The two aspects of coaching today that came to the fore concern a nearly laser-like focus on getting to the point of the issue, as well as the joy of exploration and a certain gentleness of the process.

Then we asked the participants to select an image that represented how coaching could be in the future.

 

One image was selected:

  • ‘Focus on the whole ecosystem with the blue sky, then focus on opportunities in the white areas and bringing different challenges into one session, but they all have a kind of thread, connecting dots. There is a lot happening in a very large context, taking in the increased complexity but there is still a clear focus.’’

 

Here, participants articulated the importance of taking account of the whole system – the wider context – whilst maintaining a clear focus on the issue of the client.

Our third question, using a set of eight images of different natural patterns: is there an image representing how we make this change?

 

  • The fluidity of water. We need to feel our way through. I’m in the feeling universe. Exploring, feeling and don’t go against the current, but go with the flow, so it doesn’t become… yeah, there will be a way, as always with water.’’

 

We used Lephorus® for this discussion as we were looking for a ‘reflection-in-action’ output.

This is what one participant said:

  • ‘We were talking about the use of imagery here which we think is just excellent. We talked about the appropriateness of the image, and how the image can actually bisect expectations or overthinking. My colleague came up with a lovely phrase which was ‘getting out of the head and into the heart’.’’

 

Conclusion

Reflecting on the last image chosen, and the implication of passivity and going with the flow, we became aware of possible unintended consequences in the process of moving to the coaching of tomorrow and the need to explore them. Digitisation of coaching will bring opportunities to make coaching/mentoring / supervision more accessible to a wider group of people. But is the result going to be too process-driven, losing the human touch? Are there ethical issues?

How are coaches, mentors, and supervisors going to upskill themselves in terms of digitisation? Are training organisations equipped to do this? Should professional bodies be involved, and if so, to what extent?

Is the current Western-biased model of coaching, mentoring, and supervision still appropriate? Does it need to be more inclusive of other cultures? How do we upskill in this? What should the involvement or responsibility of companies buying coaching services be?

We’d like to see more studies and trials to help highlight key issues as the workplace evolves, and where we as practitioners need to adapt and update our practices.

 

About the authors

  • Dr Kerstin Potter is a scientist by training.

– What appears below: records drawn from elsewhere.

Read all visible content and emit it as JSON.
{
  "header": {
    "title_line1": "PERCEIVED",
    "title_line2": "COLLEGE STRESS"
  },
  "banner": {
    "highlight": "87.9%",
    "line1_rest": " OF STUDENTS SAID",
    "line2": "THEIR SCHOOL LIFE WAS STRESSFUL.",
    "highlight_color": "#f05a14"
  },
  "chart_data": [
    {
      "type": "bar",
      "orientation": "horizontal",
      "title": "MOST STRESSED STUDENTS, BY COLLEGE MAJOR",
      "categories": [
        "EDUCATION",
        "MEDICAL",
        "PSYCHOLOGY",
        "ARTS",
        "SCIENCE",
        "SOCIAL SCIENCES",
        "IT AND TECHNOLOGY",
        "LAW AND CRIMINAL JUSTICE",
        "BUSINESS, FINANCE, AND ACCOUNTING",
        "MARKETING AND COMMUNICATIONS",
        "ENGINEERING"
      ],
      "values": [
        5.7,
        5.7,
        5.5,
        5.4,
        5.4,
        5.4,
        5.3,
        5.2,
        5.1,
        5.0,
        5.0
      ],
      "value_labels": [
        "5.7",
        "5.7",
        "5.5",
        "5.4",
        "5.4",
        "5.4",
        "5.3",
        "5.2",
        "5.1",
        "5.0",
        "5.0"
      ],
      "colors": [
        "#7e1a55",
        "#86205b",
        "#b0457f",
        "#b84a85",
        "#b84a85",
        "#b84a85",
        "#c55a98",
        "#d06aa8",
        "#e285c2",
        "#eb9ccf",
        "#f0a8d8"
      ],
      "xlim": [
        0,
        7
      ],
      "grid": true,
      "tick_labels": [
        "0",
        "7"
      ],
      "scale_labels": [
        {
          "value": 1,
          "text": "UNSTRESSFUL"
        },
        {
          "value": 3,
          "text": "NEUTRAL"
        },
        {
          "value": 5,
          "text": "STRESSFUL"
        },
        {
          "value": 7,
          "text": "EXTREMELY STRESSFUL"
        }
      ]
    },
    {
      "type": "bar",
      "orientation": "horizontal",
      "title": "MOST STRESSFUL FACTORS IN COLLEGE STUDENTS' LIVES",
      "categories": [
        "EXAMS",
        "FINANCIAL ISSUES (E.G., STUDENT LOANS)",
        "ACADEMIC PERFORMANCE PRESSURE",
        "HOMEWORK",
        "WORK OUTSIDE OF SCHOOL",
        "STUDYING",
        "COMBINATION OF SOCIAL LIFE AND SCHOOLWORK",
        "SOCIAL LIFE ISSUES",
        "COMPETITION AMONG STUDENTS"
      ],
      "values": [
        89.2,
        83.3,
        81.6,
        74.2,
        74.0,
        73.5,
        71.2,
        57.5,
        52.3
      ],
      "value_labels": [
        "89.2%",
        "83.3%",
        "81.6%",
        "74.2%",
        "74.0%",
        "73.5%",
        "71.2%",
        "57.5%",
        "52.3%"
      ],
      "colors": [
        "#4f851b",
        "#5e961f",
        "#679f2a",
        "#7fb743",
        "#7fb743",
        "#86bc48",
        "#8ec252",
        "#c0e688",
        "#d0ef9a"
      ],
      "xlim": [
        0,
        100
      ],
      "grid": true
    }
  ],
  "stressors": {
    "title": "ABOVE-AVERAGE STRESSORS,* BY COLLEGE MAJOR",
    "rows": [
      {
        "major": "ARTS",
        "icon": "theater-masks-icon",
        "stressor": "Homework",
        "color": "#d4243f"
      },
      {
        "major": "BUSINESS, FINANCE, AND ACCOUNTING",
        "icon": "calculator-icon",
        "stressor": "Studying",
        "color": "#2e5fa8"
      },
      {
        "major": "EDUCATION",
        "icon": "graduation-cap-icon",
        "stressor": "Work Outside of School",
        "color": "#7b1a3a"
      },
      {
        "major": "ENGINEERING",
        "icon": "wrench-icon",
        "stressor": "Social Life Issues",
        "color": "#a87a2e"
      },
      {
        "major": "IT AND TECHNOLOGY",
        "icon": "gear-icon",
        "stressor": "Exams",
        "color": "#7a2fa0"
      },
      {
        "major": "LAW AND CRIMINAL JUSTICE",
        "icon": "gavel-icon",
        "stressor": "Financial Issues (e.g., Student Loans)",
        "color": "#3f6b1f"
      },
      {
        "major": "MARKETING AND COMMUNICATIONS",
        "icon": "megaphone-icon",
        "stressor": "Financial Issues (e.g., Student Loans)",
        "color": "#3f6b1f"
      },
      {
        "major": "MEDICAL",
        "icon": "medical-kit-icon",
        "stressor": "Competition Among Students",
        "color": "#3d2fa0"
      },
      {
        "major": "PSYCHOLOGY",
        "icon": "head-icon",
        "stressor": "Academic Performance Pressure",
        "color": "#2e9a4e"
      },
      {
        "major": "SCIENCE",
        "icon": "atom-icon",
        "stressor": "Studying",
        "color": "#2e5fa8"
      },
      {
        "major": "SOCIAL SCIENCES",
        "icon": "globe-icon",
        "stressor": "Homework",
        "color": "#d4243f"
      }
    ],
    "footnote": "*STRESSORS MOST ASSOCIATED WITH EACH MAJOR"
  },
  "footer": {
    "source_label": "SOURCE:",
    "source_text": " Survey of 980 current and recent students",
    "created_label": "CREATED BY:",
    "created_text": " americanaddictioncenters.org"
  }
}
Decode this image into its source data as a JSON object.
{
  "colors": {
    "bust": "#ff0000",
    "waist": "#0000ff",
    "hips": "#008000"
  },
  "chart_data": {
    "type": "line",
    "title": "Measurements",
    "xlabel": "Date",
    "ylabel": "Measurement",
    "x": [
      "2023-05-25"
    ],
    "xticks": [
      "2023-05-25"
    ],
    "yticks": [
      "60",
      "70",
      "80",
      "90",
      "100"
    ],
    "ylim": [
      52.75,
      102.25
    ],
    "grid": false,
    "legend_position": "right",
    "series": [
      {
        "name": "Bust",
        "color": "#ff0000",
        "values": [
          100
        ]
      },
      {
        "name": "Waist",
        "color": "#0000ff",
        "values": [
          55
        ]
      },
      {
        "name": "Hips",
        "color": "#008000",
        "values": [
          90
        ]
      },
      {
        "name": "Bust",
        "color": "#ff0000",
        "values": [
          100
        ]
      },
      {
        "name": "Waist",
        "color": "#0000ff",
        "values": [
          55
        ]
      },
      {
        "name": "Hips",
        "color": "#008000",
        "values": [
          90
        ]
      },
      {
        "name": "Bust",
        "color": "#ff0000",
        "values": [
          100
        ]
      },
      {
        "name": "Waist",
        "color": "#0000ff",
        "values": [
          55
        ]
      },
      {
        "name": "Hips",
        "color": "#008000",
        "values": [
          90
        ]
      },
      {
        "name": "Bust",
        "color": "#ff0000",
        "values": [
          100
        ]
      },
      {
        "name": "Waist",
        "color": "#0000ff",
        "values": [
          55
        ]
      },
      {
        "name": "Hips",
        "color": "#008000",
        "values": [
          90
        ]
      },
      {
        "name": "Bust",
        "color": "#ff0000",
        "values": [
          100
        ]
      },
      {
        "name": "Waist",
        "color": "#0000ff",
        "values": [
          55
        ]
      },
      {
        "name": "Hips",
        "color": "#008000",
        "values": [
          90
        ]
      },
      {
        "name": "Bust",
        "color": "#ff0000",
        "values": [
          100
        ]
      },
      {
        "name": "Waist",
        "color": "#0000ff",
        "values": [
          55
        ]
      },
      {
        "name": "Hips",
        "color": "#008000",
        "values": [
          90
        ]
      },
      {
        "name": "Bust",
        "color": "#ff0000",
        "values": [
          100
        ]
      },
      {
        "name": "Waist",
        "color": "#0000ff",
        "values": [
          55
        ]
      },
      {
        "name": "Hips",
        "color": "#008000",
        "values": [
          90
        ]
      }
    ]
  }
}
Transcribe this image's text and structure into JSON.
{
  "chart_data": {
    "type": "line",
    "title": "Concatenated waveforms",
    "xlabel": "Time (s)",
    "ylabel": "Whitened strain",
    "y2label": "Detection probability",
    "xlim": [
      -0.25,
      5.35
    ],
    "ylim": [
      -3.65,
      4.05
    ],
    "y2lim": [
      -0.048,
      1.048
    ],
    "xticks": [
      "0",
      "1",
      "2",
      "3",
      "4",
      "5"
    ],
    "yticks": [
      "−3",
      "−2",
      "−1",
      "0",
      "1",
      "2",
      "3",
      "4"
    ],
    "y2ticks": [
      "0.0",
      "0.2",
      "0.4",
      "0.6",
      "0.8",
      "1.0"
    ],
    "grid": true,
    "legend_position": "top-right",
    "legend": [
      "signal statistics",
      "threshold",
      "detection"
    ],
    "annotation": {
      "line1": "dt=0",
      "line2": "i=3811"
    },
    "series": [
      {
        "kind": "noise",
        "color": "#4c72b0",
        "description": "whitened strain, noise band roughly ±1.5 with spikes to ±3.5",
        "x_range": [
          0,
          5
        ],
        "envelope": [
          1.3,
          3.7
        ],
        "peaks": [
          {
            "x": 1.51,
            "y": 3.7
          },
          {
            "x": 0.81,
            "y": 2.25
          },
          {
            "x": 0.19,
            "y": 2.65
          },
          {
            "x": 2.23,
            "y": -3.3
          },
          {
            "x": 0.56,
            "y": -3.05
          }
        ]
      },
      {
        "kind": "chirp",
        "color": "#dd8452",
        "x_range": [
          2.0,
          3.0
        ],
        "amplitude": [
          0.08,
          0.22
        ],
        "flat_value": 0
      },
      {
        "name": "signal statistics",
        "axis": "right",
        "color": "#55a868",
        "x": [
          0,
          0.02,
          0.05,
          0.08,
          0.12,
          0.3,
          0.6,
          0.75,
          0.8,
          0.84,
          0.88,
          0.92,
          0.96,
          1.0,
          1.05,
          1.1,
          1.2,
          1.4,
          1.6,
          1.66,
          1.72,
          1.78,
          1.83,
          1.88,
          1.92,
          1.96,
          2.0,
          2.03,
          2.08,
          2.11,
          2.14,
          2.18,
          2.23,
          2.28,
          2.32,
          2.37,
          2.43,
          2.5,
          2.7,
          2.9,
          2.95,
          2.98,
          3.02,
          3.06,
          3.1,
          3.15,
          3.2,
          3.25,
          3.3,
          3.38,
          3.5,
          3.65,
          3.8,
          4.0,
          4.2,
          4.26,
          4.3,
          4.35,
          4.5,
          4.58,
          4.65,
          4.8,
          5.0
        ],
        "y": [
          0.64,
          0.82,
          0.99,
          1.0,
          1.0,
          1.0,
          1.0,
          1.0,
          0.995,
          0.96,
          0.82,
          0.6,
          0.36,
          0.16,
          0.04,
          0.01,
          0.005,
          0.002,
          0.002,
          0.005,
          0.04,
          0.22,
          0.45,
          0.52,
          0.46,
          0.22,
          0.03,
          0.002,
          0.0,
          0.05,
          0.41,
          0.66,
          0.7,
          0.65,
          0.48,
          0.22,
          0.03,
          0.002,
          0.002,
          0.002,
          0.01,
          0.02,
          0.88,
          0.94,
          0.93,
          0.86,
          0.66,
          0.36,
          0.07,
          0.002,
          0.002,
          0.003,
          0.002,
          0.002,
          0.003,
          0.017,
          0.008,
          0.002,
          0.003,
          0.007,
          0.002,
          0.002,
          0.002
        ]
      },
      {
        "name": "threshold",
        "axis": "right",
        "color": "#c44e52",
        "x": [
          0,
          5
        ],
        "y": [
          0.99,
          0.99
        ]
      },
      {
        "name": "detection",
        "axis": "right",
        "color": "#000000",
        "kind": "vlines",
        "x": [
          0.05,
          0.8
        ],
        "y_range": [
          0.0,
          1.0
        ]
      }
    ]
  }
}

She spent more than 30 years in marketing, sales and general management in pharmaceuticals, food, high technology, professional services, and higher business education across Europe and the Middle East. Since 2012 she’s worked with and developed the visual metaphor methodology Lephorus® and her company Visual Metaphors at Work®. She is a certified executive coach from HEC, Paris, a member of EMCC Sweden, and she is a mentor for Eget Företag, Sweden. She sits on the editorial board of the EMCC research journal.

 

  • Carol Whitaker has experience at board level, various NED roles, an MBA, and an early career in HR. She specialises in Executive Coaching, Team/Group Coaching and facilitation, Coaching Supervision, and Mentoring Entrepreneurs. As an Associate Lecturer with Oxford Brookes University she provides coaching supervision for students doing their Masters in Coaching and Mentoring, ILM7 Executive Coaching PG Cert, and internal coaching programmes. She co-authored Coaching Supervision: A practical guide for Supervisees and Peer Supervision in Coaching & Mentoring: A versatile guide for Reflective practice. Both were published by Routledge.